Его голоса Танюша не слышала.

– Ваще охренели, козлы! – беззвучно пискнула дама у ближайшего мангала. – Ни о ком не думают. Только бы им было хорошо.

– Да кто это такие? Малолетки какие-то ё…аные?

– Нам что теперь, и поговорить нельзя?

Отдыхающие озирались вокруг, ища, к кому бы обратить свои жалобы, и с надеждой натыкались на Иона: он собирал мусор, а потому символизировал собой упорядочивающее начало. Странное дело: еще минуту назад он занимал самую нижнюю ступень в пляжной иерархии. Какой-то ребенок даже попробовал сунуть ему в мешок свой фантик, и его подвыпившие родители разразились громким смехом. Но теперь все разом перевернулось: веселые пляжники впали в ничтожество, и готовы были делегировать право представлять свои интересы кому угодно, кто согласился бы на это. Ловя искательные взгляды соседей, они стеснительно отворачивались, опасаясь, что это право (точнее, обязанность) навесят именно на них. Лишь один Ион не отворачивался, и спокойно принимал взгляды. В результате жалобы посыпались на него со всех сторон.

– Ну мужики, ну чё сидите? Ну хоть кто-нибудь, пойдите, скажите им! Тут же дети мучаются! – беззвучно кричала Иону толстая накрашенная старуха, бабушка двоих внуков.

– Наверное, наширялись там, не соображают ничего, – оправдывался крупный татуированный дядька с цепочкой на шее; к нему, сидящему на полотенце, больше всего подходило воззвание к «мужикам».

– Да бухие они, бесполезно разговаривать, – шевелил губами другой типичный мужик.

Однако ему определенно было не все равно: он с надеждой смотрел на Иона, ожидая, что тот все же решится разговаривать с бухими, несмотря на все увещевания.

– Сдохнем тут сейчас. Да есть хоть один мужик нормальный, или все сыкливые? – молила тетка, которая еще недавно с опасливым недовольством следила глазами за Ионом и Танюшей. Теперь она видела в них единственную надежду на спасение.

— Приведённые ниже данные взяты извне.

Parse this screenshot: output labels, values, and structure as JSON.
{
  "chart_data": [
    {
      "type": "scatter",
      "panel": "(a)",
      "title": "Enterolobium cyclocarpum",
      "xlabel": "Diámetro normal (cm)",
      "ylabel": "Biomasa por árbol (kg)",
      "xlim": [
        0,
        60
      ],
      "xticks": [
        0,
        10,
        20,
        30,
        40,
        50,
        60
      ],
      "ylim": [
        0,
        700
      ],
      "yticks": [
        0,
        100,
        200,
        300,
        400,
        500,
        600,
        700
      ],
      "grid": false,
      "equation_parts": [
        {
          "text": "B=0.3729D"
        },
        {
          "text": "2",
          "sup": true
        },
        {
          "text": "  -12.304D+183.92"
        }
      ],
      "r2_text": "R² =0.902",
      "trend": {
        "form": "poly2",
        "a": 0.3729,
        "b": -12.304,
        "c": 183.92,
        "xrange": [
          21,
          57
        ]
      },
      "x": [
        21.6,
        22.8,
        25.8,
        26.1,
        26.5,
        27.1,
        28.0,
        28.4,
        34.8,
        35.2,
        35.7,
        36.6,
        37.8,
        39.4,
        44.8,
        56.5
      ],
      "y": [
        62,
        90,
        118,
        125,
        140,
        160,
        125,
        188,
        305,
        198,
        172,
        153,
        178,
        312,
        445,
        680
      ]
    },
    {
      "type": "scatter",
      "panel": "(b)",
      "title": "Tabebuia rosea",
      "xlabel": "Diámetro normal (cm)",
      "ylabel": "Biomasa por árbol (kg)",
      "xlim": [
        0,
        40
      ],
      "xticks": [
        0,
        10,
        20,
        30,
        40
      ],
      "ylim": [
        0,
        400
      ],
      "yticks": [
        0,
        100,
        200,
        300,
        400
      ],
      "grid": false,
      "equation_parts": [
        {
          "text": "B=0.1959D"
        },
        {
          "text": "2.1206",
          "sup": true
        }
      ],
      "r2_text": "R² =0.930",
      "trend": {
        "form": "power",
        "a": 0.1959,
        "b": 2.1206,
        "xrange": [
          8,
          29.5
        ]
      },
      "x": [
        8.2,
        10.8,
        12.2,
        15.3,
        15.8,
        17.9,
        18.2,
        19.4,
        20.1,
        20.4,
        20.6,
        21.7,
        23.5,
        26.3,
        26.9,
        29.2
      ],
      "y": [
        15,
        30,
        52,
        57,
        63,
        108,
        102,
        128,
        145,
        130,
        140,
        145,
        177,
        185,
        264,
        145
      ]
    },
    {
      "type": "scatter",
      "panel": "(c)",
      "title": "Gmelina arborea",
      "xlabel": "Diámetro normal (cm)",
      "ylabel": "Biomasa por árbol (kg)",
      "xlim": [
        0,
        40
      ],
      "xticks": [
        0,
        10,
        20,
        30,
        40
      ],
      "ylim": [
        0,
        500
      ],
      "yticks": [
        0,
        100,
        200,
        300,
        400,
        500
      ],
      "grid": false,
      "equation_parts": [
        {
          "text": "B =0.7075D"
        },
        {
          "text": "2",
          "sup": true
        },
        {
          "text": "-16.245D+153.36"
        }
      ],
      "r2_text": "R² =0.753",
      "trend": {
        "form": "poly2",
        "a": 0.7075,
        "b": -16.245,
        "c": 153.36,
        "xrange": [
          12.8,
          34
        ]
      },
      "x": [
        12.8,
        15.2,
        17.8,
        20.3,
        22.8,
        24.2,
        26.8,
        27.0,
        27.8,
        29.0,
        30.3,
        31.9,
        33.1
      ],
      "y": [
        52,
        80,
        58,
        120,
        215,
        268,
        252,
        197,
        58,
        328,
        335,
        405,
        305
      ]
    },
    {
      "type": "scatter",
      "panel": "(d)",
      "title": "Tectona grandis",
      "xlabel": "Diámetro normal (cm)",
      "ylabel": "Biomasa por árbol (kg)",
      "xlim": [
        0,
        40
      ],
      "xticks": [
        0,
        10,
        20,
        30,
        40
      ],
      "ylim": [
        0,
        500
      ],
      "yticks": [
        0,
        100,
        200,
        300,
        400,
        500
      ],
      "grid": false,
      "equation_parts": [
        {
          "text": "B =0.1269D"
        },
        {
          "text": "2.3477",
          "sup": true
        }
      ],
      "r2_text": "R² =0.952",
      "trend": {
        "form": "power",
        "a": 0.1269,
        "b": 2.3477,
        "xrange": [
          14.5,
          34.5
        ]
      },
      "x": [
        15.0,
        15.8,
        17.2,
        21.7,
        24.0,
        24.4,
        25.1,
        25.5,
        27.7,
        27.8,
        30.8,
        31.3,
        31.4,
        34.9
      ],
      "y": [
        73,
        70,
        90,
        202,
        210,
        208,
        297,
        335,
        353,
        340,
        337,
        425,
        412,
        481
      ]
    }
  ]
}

Ион, сложив ладонь козырьком от солнца, внимательно смотрел на звукогенную палатку. Заметив это, окружающие, а особенно женщины, принялись бессознательно подгонять его.

– У нас тут дети!

– Они там ох…ели совсем!

– Вот люди пошли! Только о себе и думают…

– Ионушка! – Танюше потребовалось потянуть его за рукав, чтобы быть услышанной. – Пойдем отсюда. Здесь невозможно находиться. У меня уже голова разрывается от этой музыки.

Она почти обрадовалась происшествию: невыносимый шум разрешал им уйти раньше времени. Мол, мы сделали все, что могли, но нельзя же здесь умирать!

– Ага, сейчас пойдем. Только схожу, попрошу, чтобы сделали потише, – беззвучно сказал он.

Танюша похолодела. Она хотела запротестовать, но Ион уже повернулся и зашагал сквозь толпу наверх, к палатке. Он не слышал ее, и ей пришлось бежать следом, ловя его руку.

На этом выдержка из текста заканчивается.